Recruitment experts have named ‘adaptability’ as the most desirable skill of 2019, as employers seek candidates who can cope with increasingly diverse situations.
The announcement comes with the release of Michael Page’s 100 In-Demand Skills report, which was based on thousands of conversations with employers over decades in the industry. Outlining the best skills and attributes for securing employment, the list is a must for anyone attempting to sharpen their CV.
However, consumer research of over 2000 workers, carried out by Michael Page, found that less than half of Brits (44 per cent) recognise adaptability as a skill they see in themselves, and even fewer (15 per cent) admitted promoting this on their CV. This shows that in the job market today, this vital skill is both lacking and understated, presenting a promising strategy for those currently seeking employment.

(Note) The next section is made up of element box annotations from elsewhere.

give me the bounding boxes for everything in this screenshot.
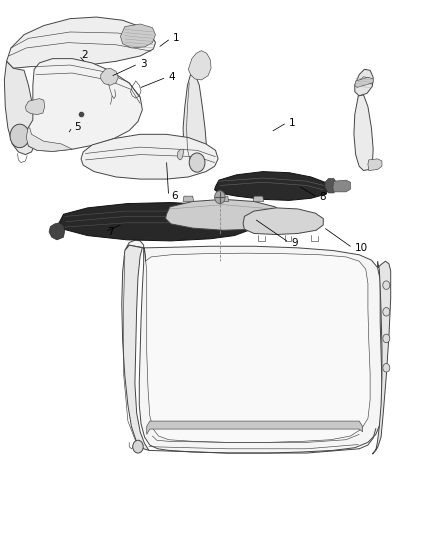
- Polygon shape: [125, 240, 382, 453]
- Polygon shape: [59, 203, 253, 241]
- Polygon shape: [147, 421, 363, 434]
- Polygon shape: [166, 199, 284, 230]
- Polygon shape: [101, 68, 118, 85]
- Polygon shape: [188, 51, 211, 80]
- Polygon shape: [325, 179, 336, 193]
- Polygon shape: [145, 248, 370, 442]
- Circle shape: [383, 334, 390, 343]
- Text: 10: 10: [355, 243, 368, 253]
- Polygon shape: [81, 134, 218, 179]
- Polygon shape: [183, 75, 207, 169]
- Polygon shape: [183, 196, 194, 201]
- Circle shape: [383, 364, 390, 372]
- Text: 3: 3: [140, 59, 147, 69]
- Polygon shape: [4, 61, 36, 155]
- Polygon shape: [333, 180, 350, 192]
- Polygon shape: [218, 196, 229, 201]
- Text: 7: 7: [107, 227, 114, 237]
- Polygon shape: [355, 77, 373, 87]
- Polygon shape: [25, 99, 45, 115]
- Circle shape: [383, 308, 390, 316]
- Polygon shape: [355, 69, 373, 96]
- Text: 5: 5: [74, 122, 81, 132]
- Circle shape: [383, 281, 390, 289]
- Polygon shape: [26, 128, 72, 151]
- Polygon shape: [49, 223, 65, 240]
- Circle shape: [10, 124, 29, 148]
- Text: 1: 1: [173, 34, 180, 43]
- Polygon shape: [253, 196, 264, 201]
- Polygon shape: [120, 24, 155, 48]
- Polygon shape: [26, 59, 142, 151]
- Polygon shape: [368, 159, 382, 171]
- Polygon shape: [354, 95, 373, 171]
- Polygon shape: [7, 17, 155, 68]
- Polygon shape: [243, 208, 323, 235]
- Circle shape: [133, 440, 143, 453]
- Text: 9: 9: [291, 238, 298, 247]
- Circle shape: [215, 191, 225, 204]
- Circle shape: [189, 153, 205, 172]
- Text: 1: 1: [289, 118, 296, 127]
- Polygon shape: [122, 245, 149, 450]
- Text: 6: 6: [171, 191, 177, 201]
- Text: 8: 8: [320, 192, 326, 202]
- Polygon shape: [177, 149, 184, 160]
- Text: 4: 4: [169, 72, 175, 82]
- Polygon shape: [215, 172, 328, 200]
- Polygon shape: [372, 261, 391, 454]
- Text: 2: 2: [81, 51, 88, 60]
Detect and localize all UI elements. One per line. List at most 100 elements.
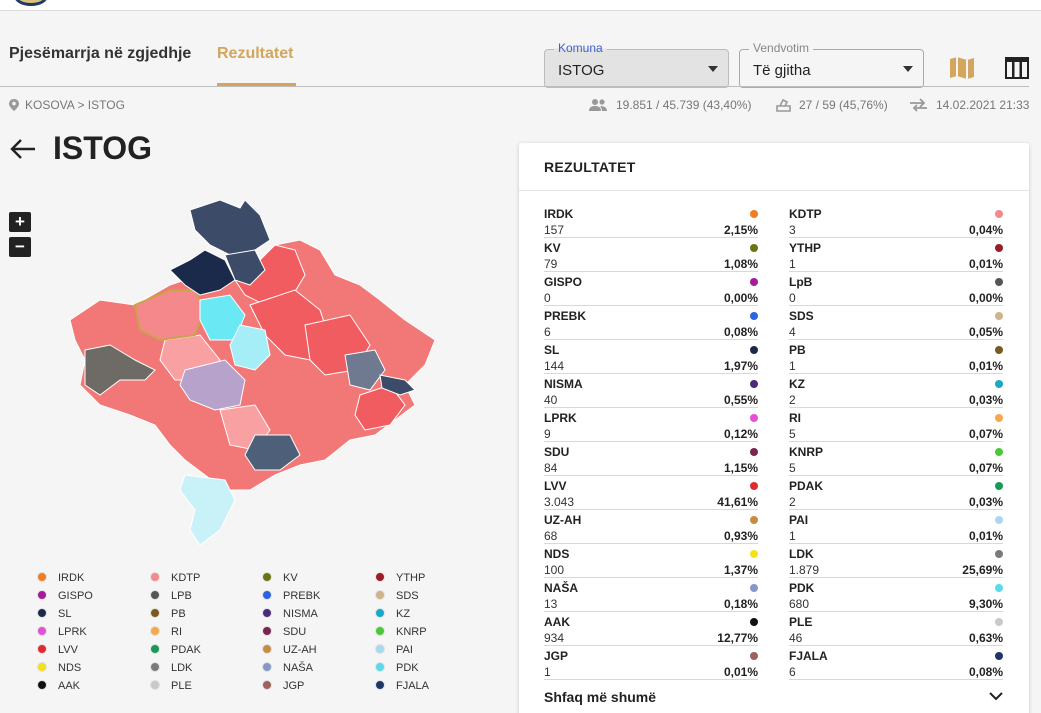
- legend-item[interactable]: KDTP: [150, 572, 200, 584]
- party-votes: 1.879: [789, 563, 820, 577]
- legend-item[interactable]: NAŠA: [262, 662, 313, 674]
- legend-color-dot: [150, 680, 160, 690]
- map-region[interactable]: [244, 434, 301, 471]
- map-region[interactable]: [234, 244, 306, 306]
- party-votes: 84: [544, 461, 558, 475]
- legend-item[interactable]: PB: [150, 608, 186, 620]
- legend-item[interactable]: FJALA: [375, 680, 429, 692]
- party-result-row: NDS 100 1,37%: [544, 547, 758, 578]
- party-result-row: LpB 0 0,00%: [789, 275, 1003, 306]
- legend-item[interactable]: UZ-AH: [262, 644, 317, 656]
- party-percentage: 0,55%: [723, 393, 758, 407]
- party-votes: 13: [544, 597, 558, 611]
- legend-color-dot: [37, 590, 47, 600]
- party-color-dot: [750, 652, 758, 660]
- party-name: LpB: [789, 275, 813, 289]
- map-region[interactable]: [229, 324, 271, 371]
- legend-item[interactable]: SDU: [262, 626, 306, 638]
- legend-item[interactable]: LDK: [150, 662, 192, 674]
- legend-item[interactable]: KZ: [375, 608, 410, 620]
- legend-item[interactable]: SL: [37, 608, 71, 620]
- map-region[interactable]: [379, 374, 416, 396]
- party-result-row: SL 144 1,97%: [544, 343, 758, 374]
- komuna-select[interactable]: Komuna ISTOG: [544, 41, 729, 88]
- map-region[interactable]: [189, 199, 271, 256]
- dropdown-caret-icon: [708, 66, 718, 72]
- legend-color-dot: [37, 644, 47, 654]
- legend-item[interactable]: JGP: [262, 680, 304, 692]
- legend-item[interactable]: GISPO: [37, 590, 93, 602]
- back-arrow-icon[interactable]: [9, 137, 37, 161]
- party-result-row: PAI 1 0,01%: [789, 513, 1003, 544]
- party-votes: 5: [789, 427, 796, 441]
- party-votes: 46: [789, 631, 803, 645]
- zoom-in-button[interactable]: +: [9, 212, 31, 232]
- vendvotim-select[interactable]: Vendvotim Të gjitha: [739, 41, 924, 88]
- zoom-out-button[interactable]: −: [9, 237, 31, 257]
- party-name: SDS: [789, 309, 814, 323]
- legend-label: IRDK: [58, 572, 85, 584]
- party-color-dot: [750, 210, 758, 218]
- legend-label: KDTP: [171, 572, 201, 584]
- legend-item[interactable]: SDS: [375, 590, 419, 602]
- sync-arrows-icon: [910, 98, 927, 112]
- legend-label: JGP: [283, 680, 305, 692]
- legend-label: NDS: [58, 662, 82, 674]
- party-result-row: YTHP 1 0,01%: [789, 241, 1003, 272]
- legend-item[interactable]: NISMA: [262, 608, 318, 620]
- legend-item[interactable]: LPRK: [37, 626, 87, 638]
- map-region[interactable]: [179, 474, 236, 546]
- party-percentage: 0,63%: [968, 631, 1003, 645]
- party-name: PAI: [789, 513, 809, 527]
- map-view-icon[interactable]: [948, 56, 976, 80]
- legend-item[interactable]: PDK: [375, 662, 419, 674]
- legend-item[interactable]: PAI: [375, 644, 413, 656]
- party-percentage: 0,18%: [723, 597, 758, 611]
- map-region[interactable]: [344, 349, 386, 391]
- legend-color-dot: [262, 662, 272, 672]
- voters-stat-text: 19.851 / 45.739 (43,40%): [616, 98, 752, 112]
- party-name: PB: [789, 343, 806, 357]
- legend-item[interactable]: AAK: [37, 680, 80, 692]
- legend-item[interactable]: PDAK: [150, 644, 201, 656]
- party-percentage: 1,15%: [723, 461, 758, 475]
- party-result-row: KNRP 5 0,07%: [789, 445, 1003, 476]
- legend-label: UZ-AH: [283, 644, 317, 656]
- map-region[interactable]: [179, 359, 246, 411]
- tab-participation[interactable]: Pjesëmarrja në zgjedhje: [9, 45, 192, 62]
- party-percentage: 41,61%: [717, 495, 758, 509]
- legend-color-dot: [150, 662, 160, 672]
- party-percentage: 1,08%: [723, 257, 758, 271]
- legend-item[interactable]: PLE: [150, 680, 192, 692]
- show-more-button[interactable]: Shfaq më shumë: [544, 689, 657, 705]
- legend-item[interactable]: YTHP: [375, 572, 425, 584]
- legend-item[interactable]: KNRP: [375, 626, 427, 638]
- legend-label: PB: [171, 608, 186, 620]
- map-region[interactable]: [224, 249, 266, 286]
- chevron-down-icon[interactable]: [989, 691, 1003, 701]
- party-color-dot: [995, 346, 1003, 354]
- party-result-row: SDS 4 0,05%: [789, 309, 1003, 340]
- party-votes: 9: [544, 427, 551, 441]
- legend-item[interactable]: LVV: [37, 644, 78, 656]
- party-percentage: 0,01%: [968, 529, 1003, 543]
- map-region[interactable]: [84, 344, 156, 396]
- map-region[interactable]: [133, 289, 207, 342]
- party-result-row: PLE 46 0,63%: [789, 615, 1003, 646]
- legend-item[interactable]: RI: [150, 626, 182, 638]
- kosovo-municipality-map[interactable]: [60, 190, 450, 550]
- legend-item[interactable]: LPB: [150, 590, 192, 602]
- party-name: PREBK: [544, 309, 587, 323]
- legend-item[interactable]: KV: [262, 572, 298, 584]
- header-divider: [0, 86, 1029, 87]
- breadcrumb-text[interactable]: KOSOVA > ISTOG: [25, 98, 125, 112]
- legend-item[interactable]: NDS: [37, 662, 81, 674]
- party-name: KV: [544, 241, 561, 255]
- legend-item[interactable]: PREBK: [262, 590, 320, 602]
- kqz-logo[interactable]: [14, 0, 48, 6]
- tab-results[interactable]: Rezultatet: [217, 45, 294, 62]
- legend-color-dot: [262, 626, 272, 636]
- legend-item[interactable]: IRDK: [37, 572, 84, 584]
- table-view-icon[interactable]: [1004, 56, 1030, 80]
- legend-color-dot: [262, 644, 272, 654]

Nick Kirk, UK Managing Director at Michael Page, said,
We expect the January job market to be incredibly busy, fed by activity last quarter when one in 40 workers looked for a new job1. As January is one of the most competitive times for both clients and candidates, it becomes even more vital to stand out during this busy period. Job seekers would certainly benefit from communicating how adaptable they are during the application process, to promote the qualities that employers value most and better align with their needs. As adaptability is often a hidden skill, candidates should leave their comfort zones and try new things, to showcase the skill that will help them get ahead in their search for a new job.
The survey also drilled deeper into the development and articulation of candidates’ skillsets, which revealed:
Almost everyone (96 per cent) agreed employers require more skills now than ever before. However, only nine per cent strongly agree they know all their skills and only six per cent know how many skills to highlight to an employer. One third (32 per cent) of people don’t know what skills an employer is looking for, pressing the need for employers to articulate what they are looking for in a prospective candidate. Almost half (45 per cent) believe their skillset has changed significantly in the last 10 years. However, only one in ten (10 per cent) strongly agree to expect to learn new skills in the next 12 months
Our research shows something of a disconnect between employers’ expectations and candidates’ beliefs in their own skills. We know that employers are increasingly looking for specific skillsets in candidates. It’s why, at Michael Page, we are committed to helping our candidates hone and articulate their skillsets in a way that makes them stand out in a very congested market. The demand for more skills also demonstrates how adaptability will be an incredibly powerful skill for candidates to identify in 2019.